A lot of this noise and showmanship is used in the pursuit of finding a suitable mate and defending a territory. Where they set up housekeeping is important since they put a lot into raising their young. Aterrimus lay only a single egg no more often than once a year. After the chick hatches it will have the longest nest-bound period of any parrot, up to 110 days. And after fledging they are unable to fly for another six weeks, a period during which their parents must keep a very watchful eye on them. Even after they become independent they are far from ready to start families of their own. In fact, sexual maturity isn’t reached until almost 8 years of age.
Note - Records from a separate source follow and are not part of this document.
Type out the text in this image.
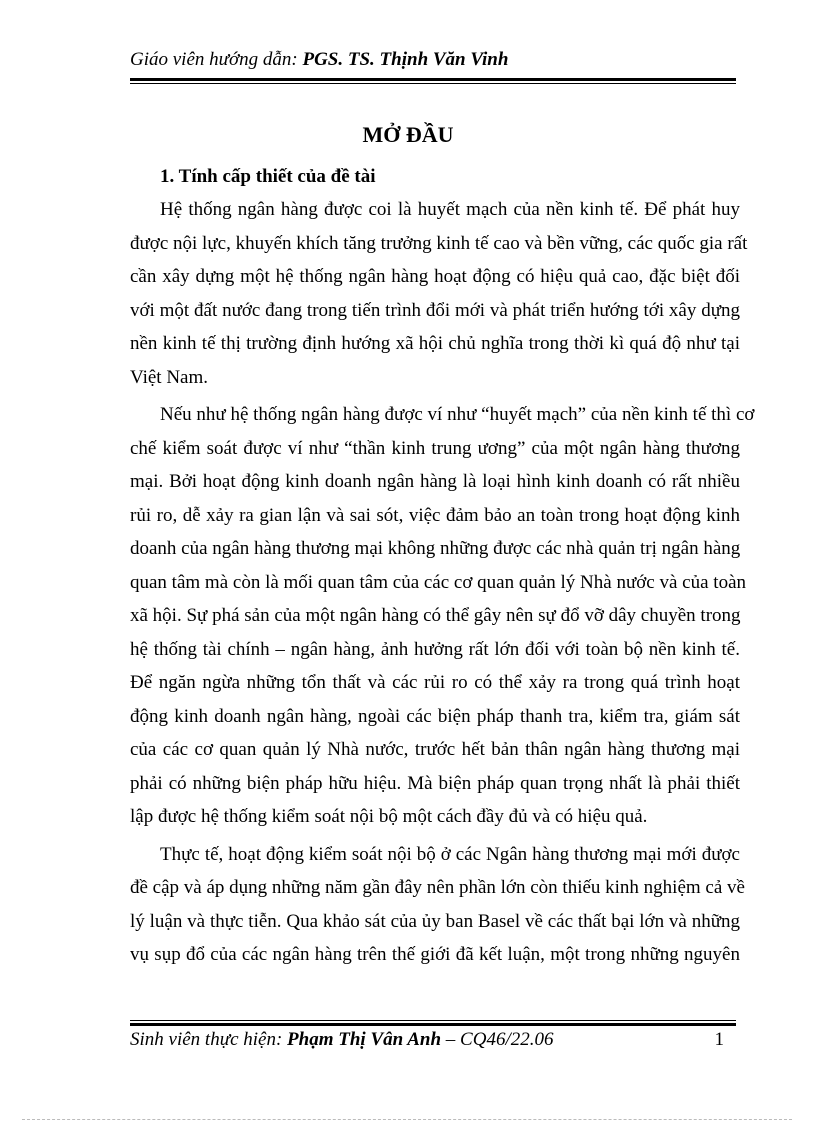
Giáo viên hướng dẫn: PGS. TS. Thịnh Văn Vinh
MỞ ĐẦU

1. Tính cấp thiết của đề tài

Hệ thống ngân hàng được coi là huyết mạch của nền kinh tế. Để phát huy
được nội lực, khuyến khích tăng trưởng kinh tế cao và bền vững, các quốc gia rất
cần xây dựng một hệ thống ngân hàng hoạt động có hiệu quả cao, đặc biệt đối
với một đất nước đang trong tiến trình đổi mới và phát triển hướng tới xây dựng
nền kinh tế thị trường định hướng xã hội chủ nghĩa trong thời kì quá độ như tại
Việt Nam.

Nếu như hệ thống ngân hàng được ví như “huyết mạch” của nền kinh tế thì cơ
chế kiểm soát được ví như “thần kinh trung ương” của một ngân hàng thương
mại. Bởi hoạt động kinh doanh ngân hàng là loại hình kinh doanh có rất nhiều
rủi ro, dễ xảy ra gian lận và sai sót, việc đảm bảo an toàn trong hoạt động kinh
doanh của ngân hàng thương mại không những được các nhà quản trị ngân hàng
quan tâm mà còn là mối quan tâm của các cơ quan quản lý Nhà nước và của toàn
xã hội. Sự phá sản của một ngân hàng có thể gây nên sự đổ vỡ dây chuyền trong
hệ thống tài chính – ngân hàng, ảnh hưởng rất lớn đối với toàn bộ nền kinh tế.
Để ngăn ngừa những tổn thất và các rủi ro có thể xảy ra trong quá trình hoạt
động kinh doanh ngân hàng, ngoài các biện pháp thanh tra, kiểm tra, giám sát
của các cơ quan quản lý Nhà nước, trước hết bản thân ngân hàng thương mại
phải có những biện pháp hữu hiệu. Mà biện pháp quan trọng nhất là phải thiết
lập được hệ thống kiểm soát nội bộ một cách đầy đủ và có hiệu quả.

Thực tế, hoạt động kiểm soát nội bộ ở các Ngân hàng thương mại mới được
đề cập và áp dụng những năm gần đây nên phần lớn còn thiếu kinh nghiệm cả về
lý luận và thực tiễn. Qua khảo sát của ủy ban Basel về các thất bại lớn và những
vụ sụp đổ của các ngân hàng trên thế giới đã kết luận, một trong những nguyên

Sinh viên thực hiện: Phạm Thị Vân Anh – CQ46/22.06	1
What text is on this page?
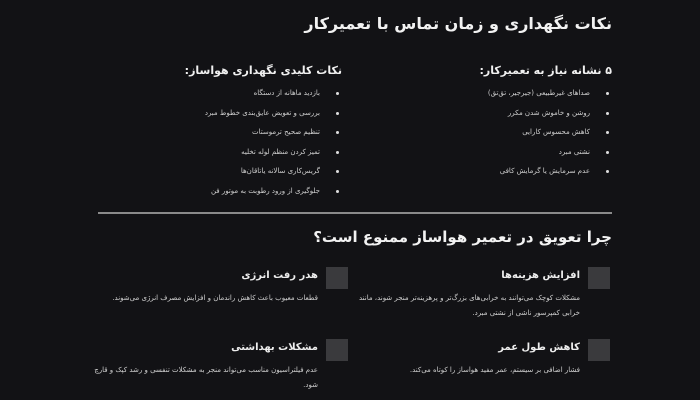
نکات نگهداری و زمان تماس با تعمیرکار
۵ نشانه نیاز به تعمیرکار:
صداهای غیرطبیعی (جیرجیر، تق‌تق)
روشن و خاموش شدن مکرر
کاهش محسوس کارایی
نشتی مبرد
عدم سرمایش یا گرمایش کافی
نکات کلیدی نگهداری هواساز:
بازدید ماهانه از دستگاه
بررسی و تعویض عایق‌بندی خطوط مبرد
تنظیم صحیح ترموستات
تمیز کردن منظم لوله تخلیه
گریس‌کاری سالانه یاتاقان‌ها
جلوگیری از ورود رطوبت به موتور فن
چرا تعویق در تعمیر هواساز ممنوع است؟
افزایش هزینه‌ها
مشکلات کوچک می‌توانند به خرابی‌های بزرگ‌تر و پرهزینه‌تر منجر شوند، مانند خرابی کمپرسور ناشی از نشتی مبرد.
هدر رفت انرژی
قطعات معیوب باعث کاهش راندمان و افزایش مصرف انرژی می‌شوند.
کاهش طول عمر
فشار اضافی بر سیستم، عمر مفید هواساز را کوتاه می‌کند.
مشکلات بهداشتی
عدم فیلتراسیون مناسب می‌تواند منجر به مشکلات تنفسی و رشد کپک و قارچ شود.
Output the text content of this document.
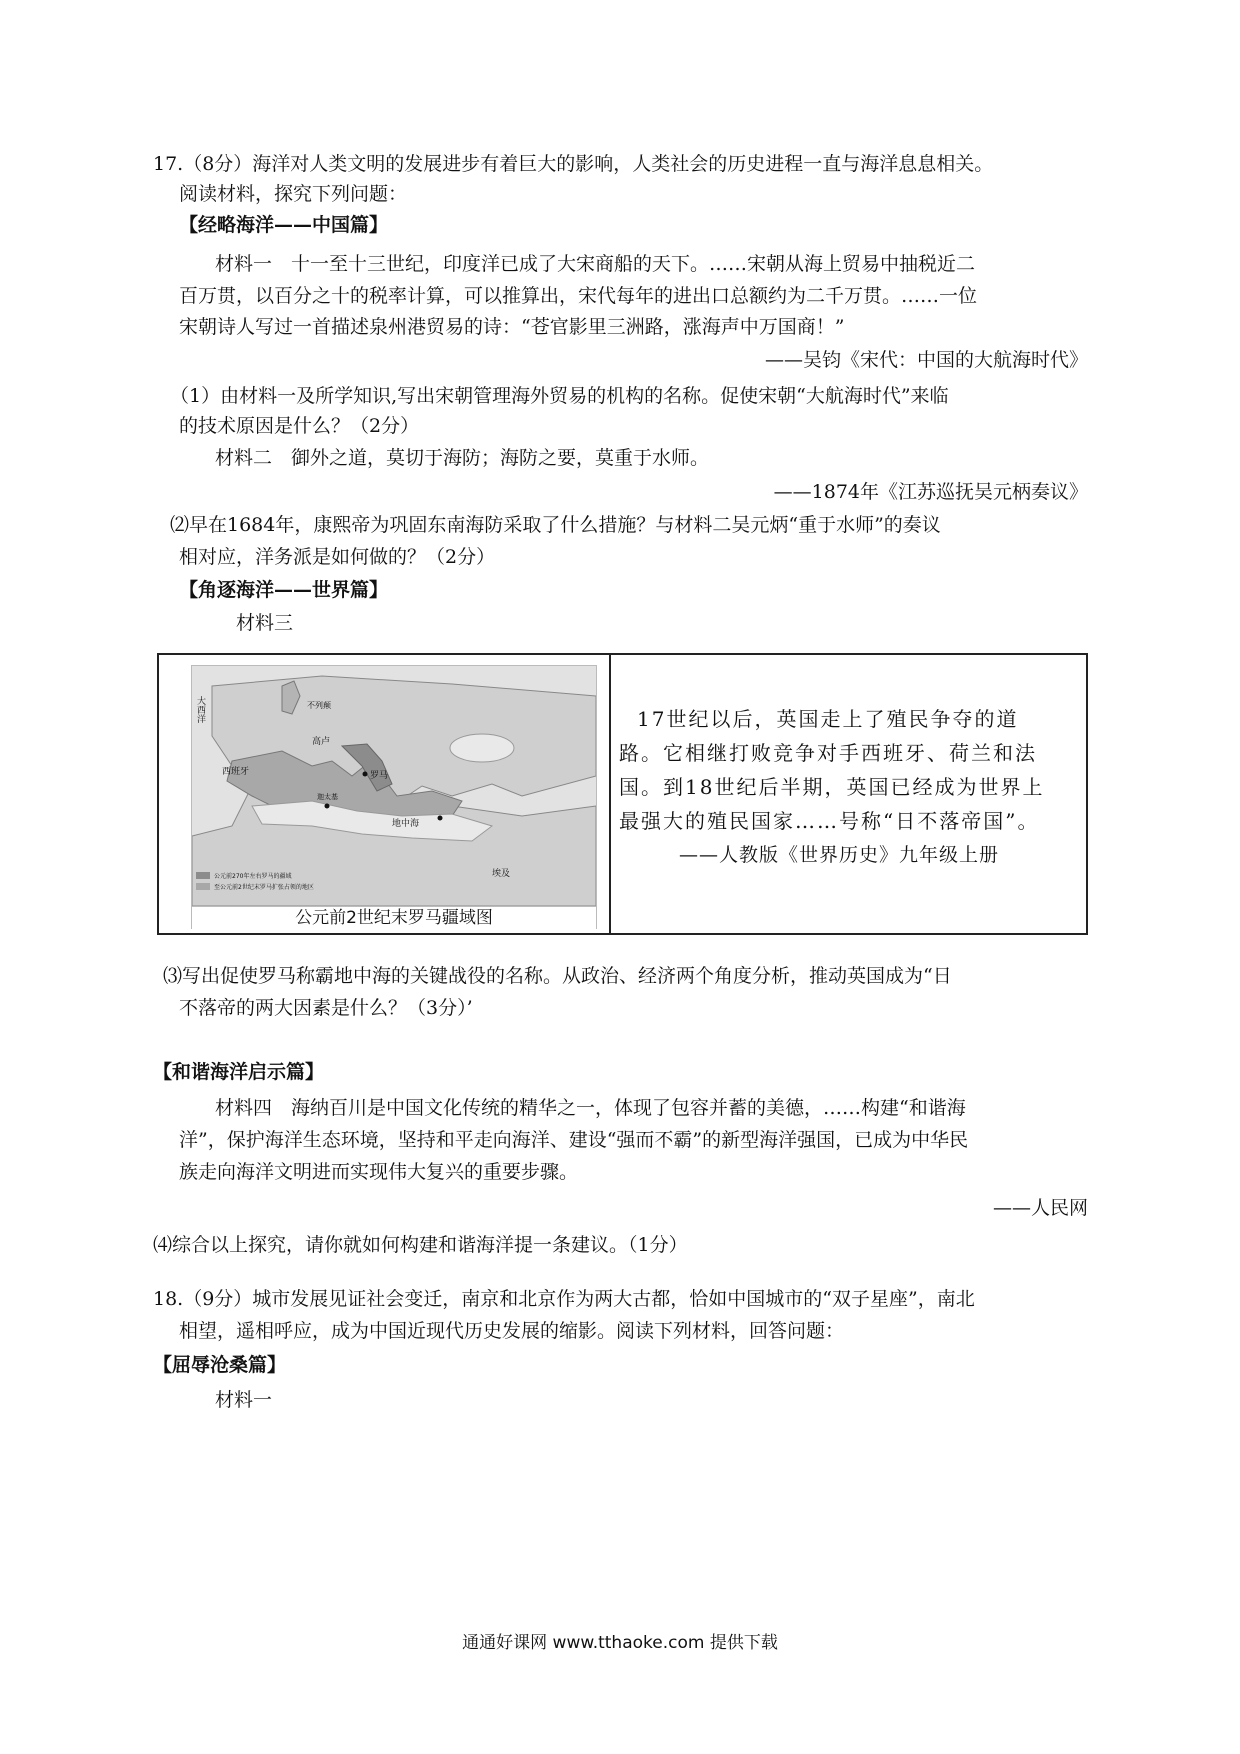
17.（8分）海洋对人类文明的发展进步有着巨大的影响，人类社会的历史进程一直与海洋息息相关。
阅读材料，探究下列问题：
【经略海洋——中国篇】
材料一　十一至十三世纪，印度洋已成了大宋商船的天下。……宋朝从海上贸易中抽税近二
百万贯，以百分之十的税率计算，可以推算出，宋代每年的进出口总额约为二千万贯。……一位
宋朝诗人写过一首描述泉州港贸易的诗：“苍官影里三洲路，涨海声中万国商！”
——吴钧《宋代：中国的大航海时代》
（1）由材料一及所学知识,写出宋朝管理海外贸易的机构的名称。促使宋朝“大航海时代”来临
的技术原因是什么？（2分）
材料二　御外之道，莫切于海防；海防之要，莫重于水师。
——1874年《江苏巡抚吴元柄奏议》
⑵早在1684年，康熙帝为巩固东南海防采取了什么措施？与材料二吴元炳“重于水师”的奏议
相对应，洋务派是如何做的？（2分）
【角逐海洋——世界篇】
材料三
大西洋	不列颠
高卢
西班牙	罗马
迦太基
地中海
埃及
公元前270年左右罗马的疆域
至公元前2世纪末罗马扩张占领的地区
公元前2世纪末罗马疆域图
17世纪以后，英国走上了殖民争夺的道
路。它相继打败竞争对手西班牙、荷兰和法
国。到18世纪后半期，英国已经成为世界上
最强大的殖民国家……号称“日不落帝国”。
——人教版《世界历史》九年级上册
⑶写出促使罗马称霸地中海的关键战役的名称。从政治、经济两个角度分析，推动英国成为“日
不落帝的两大因素是什么？（3分）’
【和谐海洋启示篇】
材料四　海纳百川是中国文化传统的精华之一，体现了包容并蓄的美德，……构建“和谐海
洋”，保护海洋生态环境，坚持和平走向海洋、建设“强而不霸”的新型海洋强国，已成为中华民
族走向海洋文明进而实现伟大复兴的重要步骤。
——人民网
⑷综合以上探究，请你就如何构建和谐海洋提一条建议。（1分）
18.（9分）城市发展见证社会变迁，南京和北京作为两大古都，恰如中国城市的“双子星座”，南北
相望，遥相呼应，成为中国近现代历史发展的缩影。阅读下列材料，回答问题：
【屈辱沧桑篇】
材料一
通通好课网 www.tthaoke.com 提供下载
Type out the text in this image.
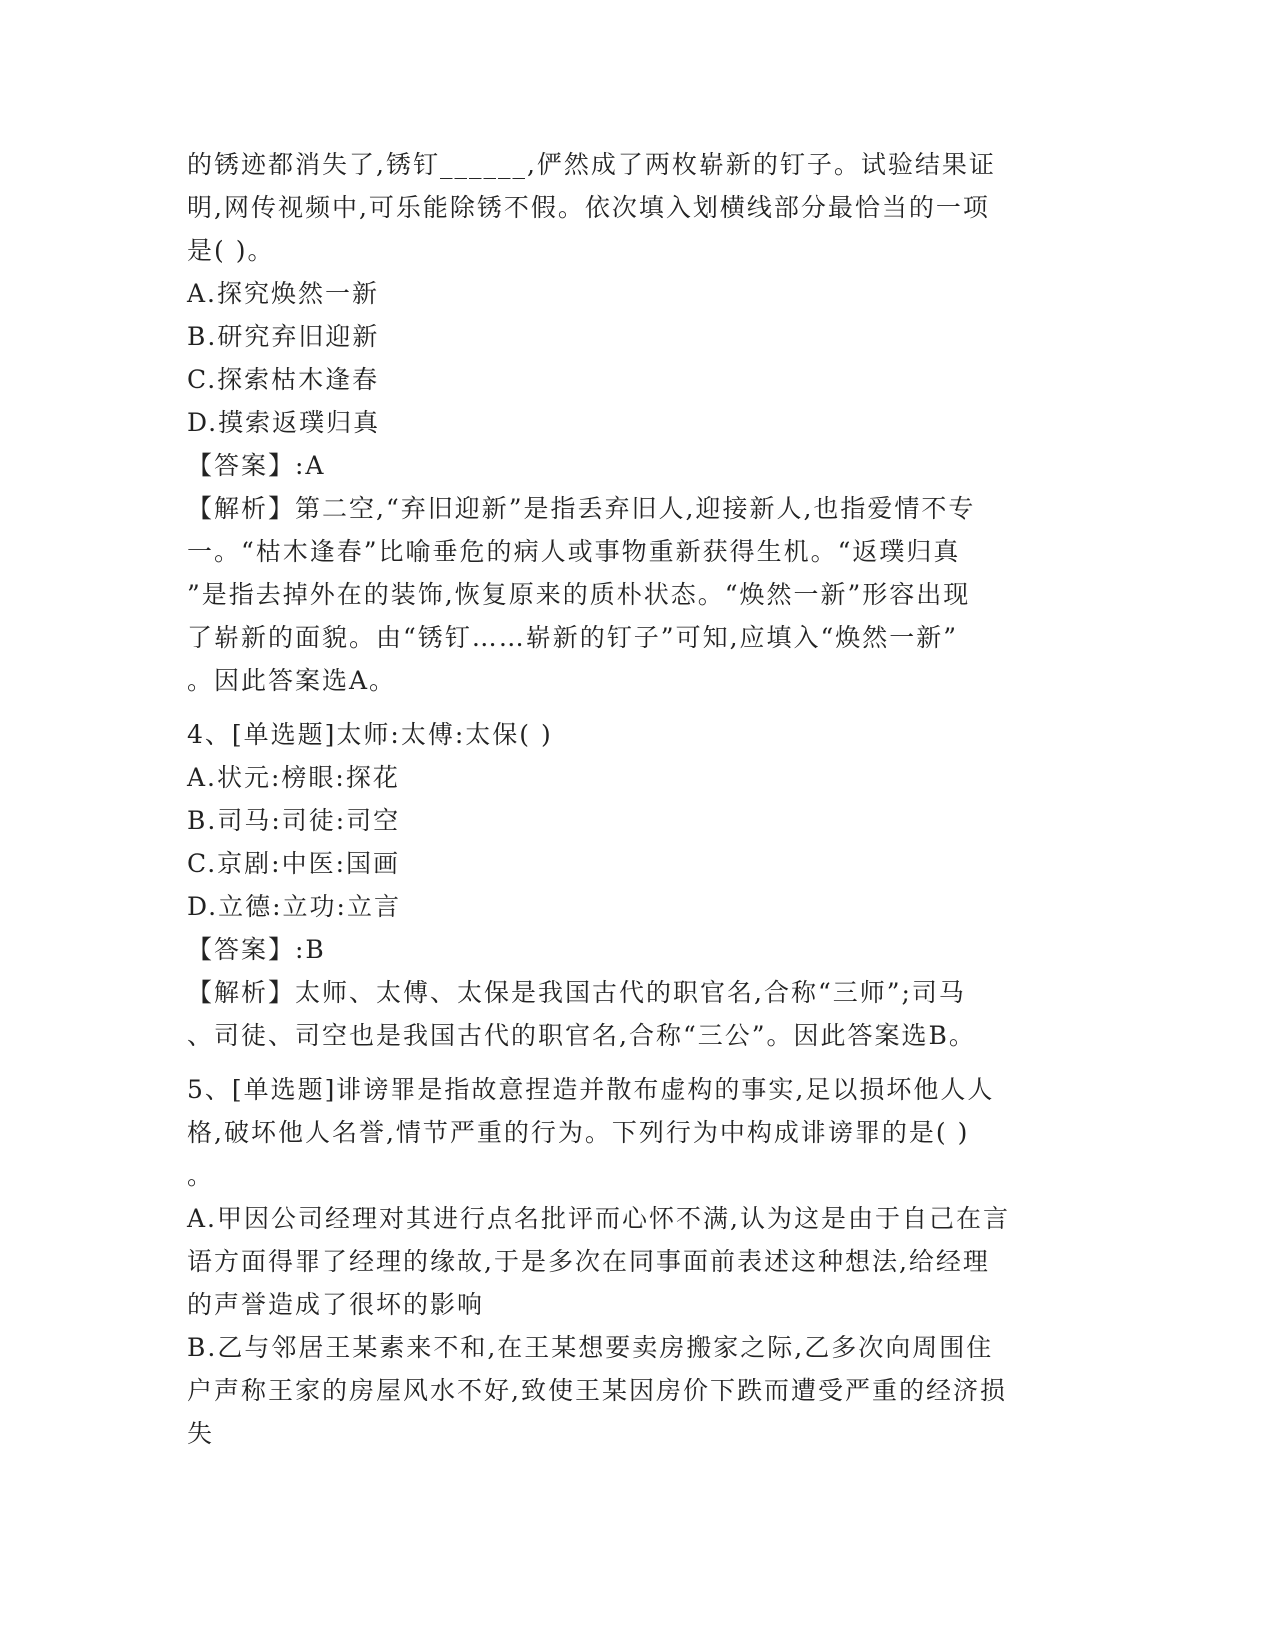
的锈迹都消失了,锈钉______,俨然成了两枚崭新的钉子。试验结果证
明,网传视频中,可乐能除锈不假。依次填入划横线部分最恰当的一项
是( )。
A.探究焕然一新
B.研究弃旧迎新
C.探索枯木逢春
D.摸索返璞归真
【答案】:A
【解析】第二空,“弃旧迎新”是指丢弃旧人,迎接新人,也指爱情不专
一。“枯木逢春”比喻垂危的病人或事物重新获得生机。“返璞归真
”是指去掉外在的装饰,恢复原来的质朴状态。“焕然一新”形容出现
了崭新的面貌。由“锈钉……崭新的钉子”可知,应填入“焕然一新”
。因此答案选A。
4、[单选题]太师:太傅:太保( )
A.状元:榜眼:探花
B.司马:司徒:司空
C.京剧:中医:国画
D.立德:立功:立言
【答案】:B
【解析】太师、太傅、太保是我国古代的职官名,合称“三师”;司马
、司徒、司空也是我国古代的职官名,合称“三公”。因此答案选B。
5、[单选题]诽谤罪是指故意捏造并散布虚构的事实,足以损坏他人人
格,破坏他人名誉,情节严重的行为。下列行为中构成诽谤罪的是( )
。
A.甲因公司经理对其进行点名批评而心怀不满,认为这是由于自己在言
语方面得罪了经理的缘故,于是多次在同事面前表述这种想法,给经理
的声誉造成了很坏的影响
B.乙与邻居王某素来不和,在王某想要卖房搬家之际,乙多次向周围住
户声称王家的房屋风水不好,致使王某因房价下跌而遭受严重的经济损
失
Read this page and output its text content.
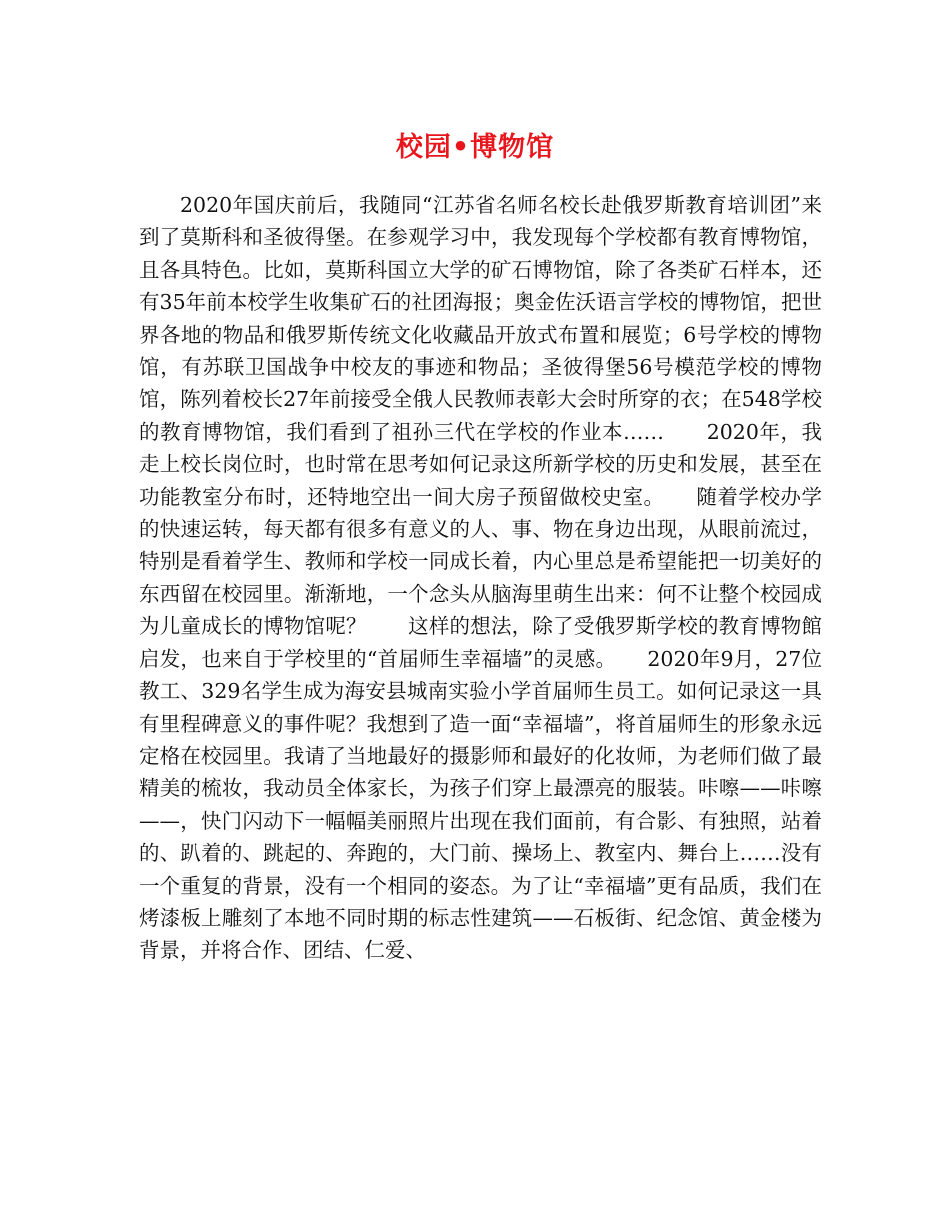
校园•博物馆

2020年国庆前后，我随同“江苏省名师名校长赴俄罗斯教育培训团”来到了莫斯科和圣彼得堡。在参观学习中，我发现每个学校都有教育博物馆，且各具特色。比如，莫斯科国立大学的矿石博物馆，除了各类矿石样本，还有35年前本校学生收集矿石的社团海报；奥金佐沃语言学校的博物馆，把世界各地的物品和俄罗斯传统文化收藏品开放式布置和展览；6号学校的博物馆，有苏联卫国战争中校友的事迹和物品；圣彼得堡56号模范学校的博物馆，陈列着校长27年前接受全俄人民教师表彰大会时所穿的衣；在548学校的教育博物馆，我们看到了祖孙三代在学校的作业本……　　2020年，我走上校长岗位时，也时常在思考如何记录这所新学校的历史和发展，甚至在功能教室分布时，还特地空出一间大房子预留做校史室。　　随着学校办学的快速运转，每天都有很多有意义的人、事、物在身边出现，从眼前流过，特别是看着学生、教师和学校一同成长着，内心里总是希望能把一切美好的东西留在校园里。渐渐地，一个念头从脑海里萌生出来：何不让整个校园成为儿童成长的博物馆呢？　　这样的想法，除了受俄罗斯学校的教育博物館启发，也来自于学校里的“首届师生幸福墙”的灵感。　　2020年9月，27位教工、329名学生成为海安县城南实验小学首届师生员工。如何记录这一具有里程碑意义的事件呢？我想到了造一面“幸福墙”，将首届师生的形象永远定格在校园里。我请了当地最好的摄影师和最好的化妆师，为老师们做了最精美的梳妆，我动员全体家长，为孩子们穿上最漂亮的服装。咔嚓——咔嚓——，快门闪动下一幅幅美丽照片出现在我们面前，有合影、有独照，站着的、趴着的、跳起的、奔跑的，大门前、操场上、教室内、舞台上……没有一个重复的背景，没有一个相同的姿态。为了让“幸福墙”更有品质，我们在烤漆板上雕刻了本地不同时期的标志性建筑——石板街、纪念馆、黄金楼为背景，并将合作、团结、仁爱、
This long childhood doesn’t seem like such an investment when gauged against the birds’ lifespan though. Wild palm cockatoos may live up to 60 years in the wild, and it is not uncommon for cockatoos in captivity to reach 100.

So the next time you see a cockatoo, give her some credit. She may have seen more of the world than you have, and she may be very far from home. And if you pass her by without acknowledging her, she will be sure to remind you with a heart-stopping screech of epic proportions.